After six months of peaceful protests and no end of the regime in sight, Yemen’s revolutionaries have announced three transitional councils since last Saturday. First Tawakul Karman, a member of Yemen’s Islah party, announced a 17-member “Youth Revolution Council” independent of the Joint Meeting Parties (JMP), to which Islah belongs. The JMP soon followed with its own “National Council for the Forces of the Revolution,” with the stated objective of uniting the Houthis, Southern Movement, civil coalitions and popular opposition groups. The JMP says a formal declaration will be issued on August 1st.
For the time being the youth coalitions have opted for their own platform, announcing a revolutionary council from Change Square on Thursday.
Two perspectives split from these three groups. Unifying Yemen’s political opposition has been as challenging as expected, and internal competition may arise from their power plays. Karman’s council met initial opposition before the shock wore off (Yemen’s leading female activist is know to act on her own), while the unpopular JMP’s “counter council” has provoked new suspicions. Neither street council is as weak as U.S. officials claim, locking them in stalemate with political and tribal opposition. On Friday Khaled Al-Ansi, a founder of Karman’s council, said that most members had responded positively after their surprise announcement. The council had been dubbed “Towakil and Khaled al-Ansi’s council” by some protesters, and ensuing councils from the JMP and youth coalitions suggest a persistent divergence.
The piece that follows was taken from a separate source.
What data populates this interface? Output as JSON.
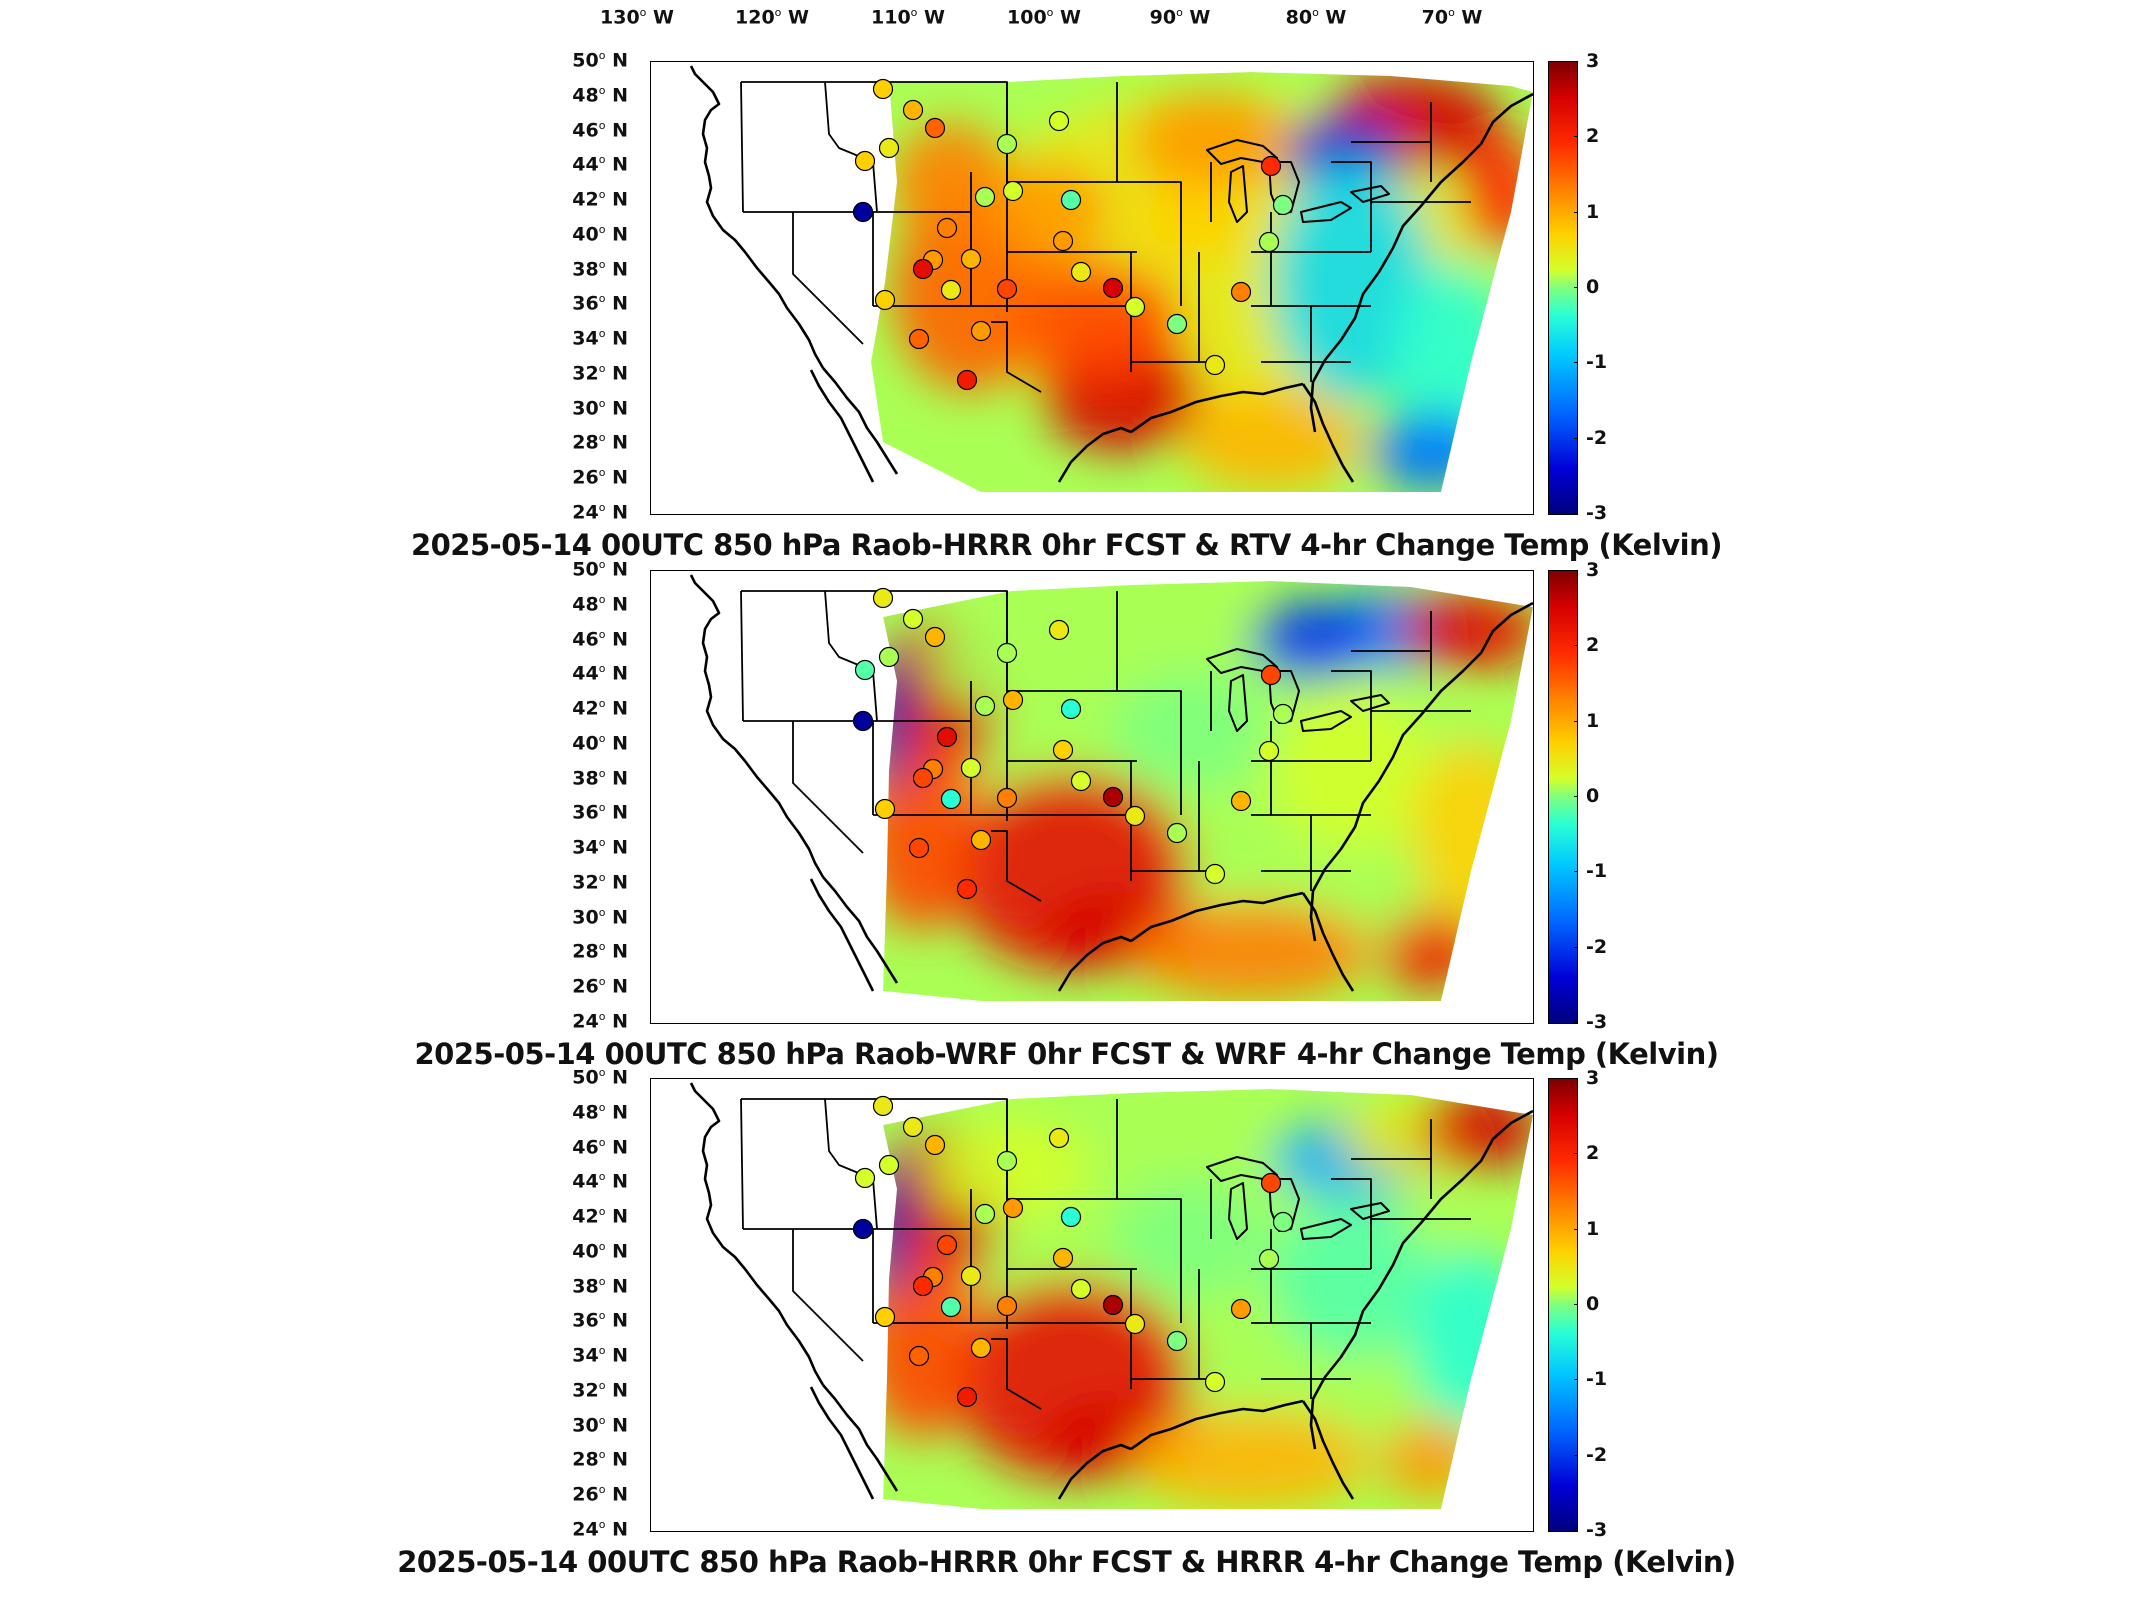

Conversely, separate entities might merge into a functioning construct that would protect their objectives and identities: the urban youth, tribal blocs and political opposition would check and balances themselves. They also need each other’s mass to outweigh the ruling General People’s Party (GPC) and resistant military officials. Karman’s council includes former president Ali Nasser Mohammed, former defense minister General Abdullah Ali Aleiwa and Haidar Abu Bakr al-Attas, Prime Minister from 1990 to 1994 and a figure within the Yemeni Socialist Party. The JMP’s council will presumably include its own heavyweights.
Both groups need the youth’s vigor as much as the youth need their political and military muscle. Although gridlock could easily result, Karman’s goals suggest no weakening to the despised GCC initiative. Her council’s three priorities begin with the abolishment of Ali Abdullah Saleh’s regime, followed by management of the transitional period to an election, and finally the prosecution of Saleh, his son, nephews and all other officials involved in human rights abuses against the Yemeni people.
The fluidity of events has limited information on these groups’ relations. We are working to clarify their interconnection and will update when a more accurate picture becomes available.